You will still have an oven that cooks only one cupcake at a time, but you can have a shower separate from your toilet, and you might even get a bedroom with a queen-sized bed in the back, so you can ignore your kids for some precious moments.  These get anywhere from 8 to 18 mpg, depending on engine type.  And you can tow a small car, so that you can run around the city in it.


Towed Travel Trailer

These are all the ones you can drag behind your truck, van, SUV, or really powerful Honda Fit (think real small trailer).  These can be just about any size and any price, from $7,000 to $80,000.  They can be as basic or as luxurious as your money bags and towing capacity can handle.  These can look trendy like a tear-drop style or an Airstream (silver metal rocket-peeney).  Or they can look like your granny (see insert pic), but still nice inside.    
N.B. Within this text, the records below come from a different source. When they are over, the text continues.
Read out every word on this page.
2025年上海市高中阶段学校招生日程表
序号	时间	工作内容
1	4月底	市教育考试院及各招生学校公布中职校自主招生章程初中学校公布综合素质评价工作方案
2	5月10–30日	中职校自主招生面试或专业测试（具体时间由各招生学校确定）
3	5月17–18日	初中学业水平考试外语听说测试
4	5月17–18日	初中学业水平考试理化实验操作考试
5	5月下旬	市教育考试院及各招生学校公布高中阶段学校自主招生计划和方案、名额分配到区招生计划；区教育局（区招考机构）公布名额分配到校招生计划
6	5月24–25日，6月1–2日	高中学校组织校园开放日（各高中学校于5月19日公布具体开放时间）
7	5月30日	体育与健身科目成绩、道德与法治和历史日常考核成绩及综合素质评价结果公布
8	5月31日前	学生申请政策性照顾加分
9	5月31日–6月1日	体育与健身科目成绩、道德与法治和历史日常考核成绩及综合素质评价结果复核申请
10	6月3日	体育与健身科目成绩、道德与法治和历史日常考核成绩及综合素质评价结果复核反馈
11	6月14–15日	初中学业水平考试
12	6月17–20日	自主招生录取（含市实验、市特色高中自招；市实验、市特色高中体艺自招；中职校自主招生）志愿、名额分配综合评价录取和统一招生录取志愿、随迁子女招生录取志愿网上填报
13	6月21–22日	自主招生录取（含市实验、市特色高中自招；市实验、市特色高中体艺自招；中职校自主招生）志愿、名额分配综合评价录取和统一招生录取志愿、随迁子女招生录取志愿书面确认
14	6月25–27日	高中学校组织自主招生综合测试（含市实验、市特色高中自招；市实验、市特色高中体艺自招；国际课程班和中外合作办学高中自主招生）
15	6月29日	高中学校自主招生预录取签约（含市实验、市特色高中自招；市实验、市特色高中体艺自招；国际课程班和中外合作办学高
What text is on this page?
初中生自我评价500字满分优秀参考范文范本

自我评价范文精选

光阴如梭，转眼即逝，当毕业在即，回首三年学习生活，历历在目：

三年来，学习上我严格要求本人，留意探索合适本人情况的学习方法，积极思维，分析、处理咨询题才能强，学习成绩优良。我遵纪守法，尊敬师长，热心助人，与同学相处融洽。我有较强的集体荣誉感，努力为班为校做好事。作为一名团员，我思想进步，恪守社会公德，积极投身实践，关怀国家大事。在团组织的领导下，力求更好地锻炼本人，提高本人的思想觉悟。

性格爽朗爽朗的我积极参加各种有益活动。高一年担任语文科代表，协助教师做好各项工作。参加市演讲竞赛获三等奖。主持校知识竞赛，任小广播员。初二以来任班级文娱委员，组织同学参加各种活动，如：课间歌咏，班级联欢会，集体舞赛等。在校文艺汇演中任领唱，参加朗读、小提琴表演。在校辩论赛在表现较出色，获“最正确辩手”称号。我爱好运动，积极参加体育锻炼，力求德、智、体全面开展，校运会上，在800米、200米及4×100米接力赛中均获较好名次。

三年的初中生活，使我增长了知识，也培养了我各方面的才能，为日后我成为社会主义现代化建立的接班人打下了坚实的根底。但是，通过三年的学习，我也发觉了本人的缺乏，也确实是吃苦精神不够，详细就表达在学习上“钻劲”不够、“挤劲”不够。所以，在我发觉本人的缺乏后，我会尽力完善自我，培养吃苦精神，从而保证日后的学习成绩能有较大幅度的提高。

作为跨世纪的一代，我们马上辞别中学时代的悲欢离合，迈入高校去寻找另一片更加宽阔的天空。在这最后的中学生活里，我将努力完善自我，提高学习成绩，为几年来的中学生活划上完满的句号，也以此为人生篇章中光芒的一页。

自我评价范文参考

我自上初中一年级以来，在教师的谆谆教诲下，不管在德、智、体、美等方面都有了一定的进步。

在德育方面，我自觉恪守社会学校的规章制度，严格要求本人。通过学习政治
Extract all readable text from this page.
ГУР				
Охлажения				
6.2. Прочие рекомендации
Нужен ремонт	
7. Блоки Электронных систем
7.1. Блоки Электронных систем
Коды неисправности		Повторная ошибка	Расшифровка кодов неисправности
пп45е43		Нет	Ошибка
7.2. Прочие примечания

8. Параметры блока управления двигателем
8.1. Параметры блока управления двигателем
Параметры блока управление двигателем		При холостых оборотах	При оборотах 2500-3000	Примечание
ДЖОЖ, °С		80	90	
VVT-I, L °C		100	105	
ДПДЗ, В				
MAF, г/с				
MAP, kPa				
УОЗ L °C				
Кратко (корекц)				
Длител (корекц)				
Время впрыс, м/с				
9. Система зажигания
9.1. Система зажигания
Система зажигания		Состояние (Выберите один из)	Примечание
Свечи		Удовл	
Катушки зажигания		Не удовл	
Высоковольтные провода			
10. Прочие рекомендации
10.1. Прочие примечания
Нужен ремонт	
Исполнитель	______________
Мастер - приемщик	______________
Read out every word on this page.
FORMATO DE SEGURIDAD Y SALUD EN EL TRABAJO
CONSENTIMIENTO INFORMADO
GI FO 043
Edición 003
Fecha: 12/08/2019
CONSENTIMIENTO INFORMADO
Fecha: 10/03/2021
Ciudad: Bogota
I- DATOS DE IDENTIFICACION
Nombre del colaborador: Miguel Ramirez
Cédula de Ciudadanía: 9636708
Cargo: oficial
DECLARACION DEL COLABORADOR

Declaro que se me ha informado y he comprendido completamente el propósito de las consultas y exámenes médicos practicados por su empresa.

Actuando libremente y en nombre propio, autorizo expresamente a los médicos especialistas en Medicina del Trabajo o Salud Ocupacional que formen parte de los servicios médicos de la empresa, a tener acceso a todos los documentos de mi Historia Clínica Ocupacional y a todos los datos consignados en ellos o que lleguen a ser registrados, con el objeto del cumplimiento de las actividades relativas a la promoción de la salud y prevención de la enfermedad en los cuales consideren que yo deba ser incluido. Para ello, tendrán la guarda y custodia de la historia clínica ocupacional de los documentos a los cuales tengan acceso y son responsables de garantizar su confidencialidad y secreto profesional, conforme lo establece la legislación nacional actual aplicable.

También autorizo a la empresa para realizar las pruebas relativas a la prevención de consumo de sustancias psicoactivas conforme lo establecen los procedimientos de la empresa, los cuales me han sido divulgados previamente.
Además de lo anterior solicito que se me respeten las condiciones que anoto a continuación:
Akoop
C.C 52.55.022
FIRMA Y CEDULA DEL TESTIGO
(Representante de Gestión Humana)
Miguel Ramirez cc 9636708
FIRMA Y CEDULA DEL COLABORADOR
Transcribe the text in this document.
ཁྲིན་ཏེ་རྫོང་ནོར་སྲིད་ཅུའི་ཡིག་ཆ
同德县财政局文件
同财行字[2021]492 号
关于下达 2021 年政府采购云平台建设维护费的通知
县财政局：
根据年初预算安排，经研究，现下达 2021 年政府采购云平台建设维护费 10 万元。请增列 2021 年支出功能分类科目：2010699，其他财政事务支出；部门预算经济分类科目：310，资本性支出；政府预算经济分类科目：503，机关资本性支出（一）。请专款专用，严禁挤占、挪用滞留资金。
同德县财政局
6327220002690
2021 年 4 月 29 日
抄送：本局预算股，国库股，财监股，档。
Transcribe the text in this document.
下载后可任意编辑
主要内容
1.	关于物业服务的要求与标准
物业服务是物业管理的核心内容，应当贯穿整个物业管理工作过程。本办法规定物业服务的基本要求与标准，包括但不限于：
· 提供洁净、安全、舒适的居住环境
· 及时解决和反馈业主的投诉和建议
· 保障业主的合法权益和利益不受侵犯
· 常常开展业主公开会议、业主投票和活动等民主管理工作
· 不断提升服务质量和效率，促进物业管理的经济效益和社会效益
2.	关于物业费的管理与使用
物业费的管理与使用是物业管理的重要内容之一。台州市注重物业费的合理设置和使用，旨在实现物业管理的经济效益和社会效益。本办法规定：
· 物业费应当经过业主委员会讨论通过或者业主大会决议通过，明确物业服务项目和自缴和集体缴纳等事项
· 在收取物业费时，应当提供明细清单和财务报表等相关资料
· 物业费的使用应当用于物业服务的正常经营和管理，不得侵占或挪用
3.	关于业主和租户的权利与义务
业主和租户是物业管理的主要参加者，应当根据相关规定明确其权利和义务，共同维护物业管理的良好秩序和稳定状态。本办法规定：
You can get a lot more space for your dollar here than from the options above, but that's of course because you don't get an engine with this.  That means you don't get a generator that can supply power to your little home, so that you must be hooked up to outside power (unless you bring along a stand-alone generator).   The upside to this type of RV is that, when you're settled down in the RV park or someone's cow field, you can just detach your truck / Honda Fit and go off to explore the city.

Fifth Wheel

This is a trailer built to go over a truck bed.  Up over the truck bed is usually your love shack / master bedroom.  The rest of the trailer is high livin' as well.  But you need a 3/4 ton truck or stronger to pull it.  And it costs more than a regular travel trailer, ranging from $20,000 to $80,000.  And, again, no built-in generator.  But, again on the upside, you can unhitch your monster Texas-style truck and be off to explore the city, as long as it has wide roads.  


Toy Hauler

This is a travel trailer, as described above, but with extra space built-in at the back to carry your motorcycles, ATVs, and Sea Doos.  Your RV has a garage!  They cost $30,000 to $80,000.  Again, no generator.  But you can take out your Sea Doo and cruise the town.  The newer ones even have a fold-out deck at the back, capable of housing 7-8 adults for barbecues or shuffle board.


Pop-Up Trailer

This is a trailer for poor people.  It's like a fancy tent that you drag behind you.  We have no idea what's really inside these, because who wants to camp?  But if you like to camp, these are outdoorsy, I hear.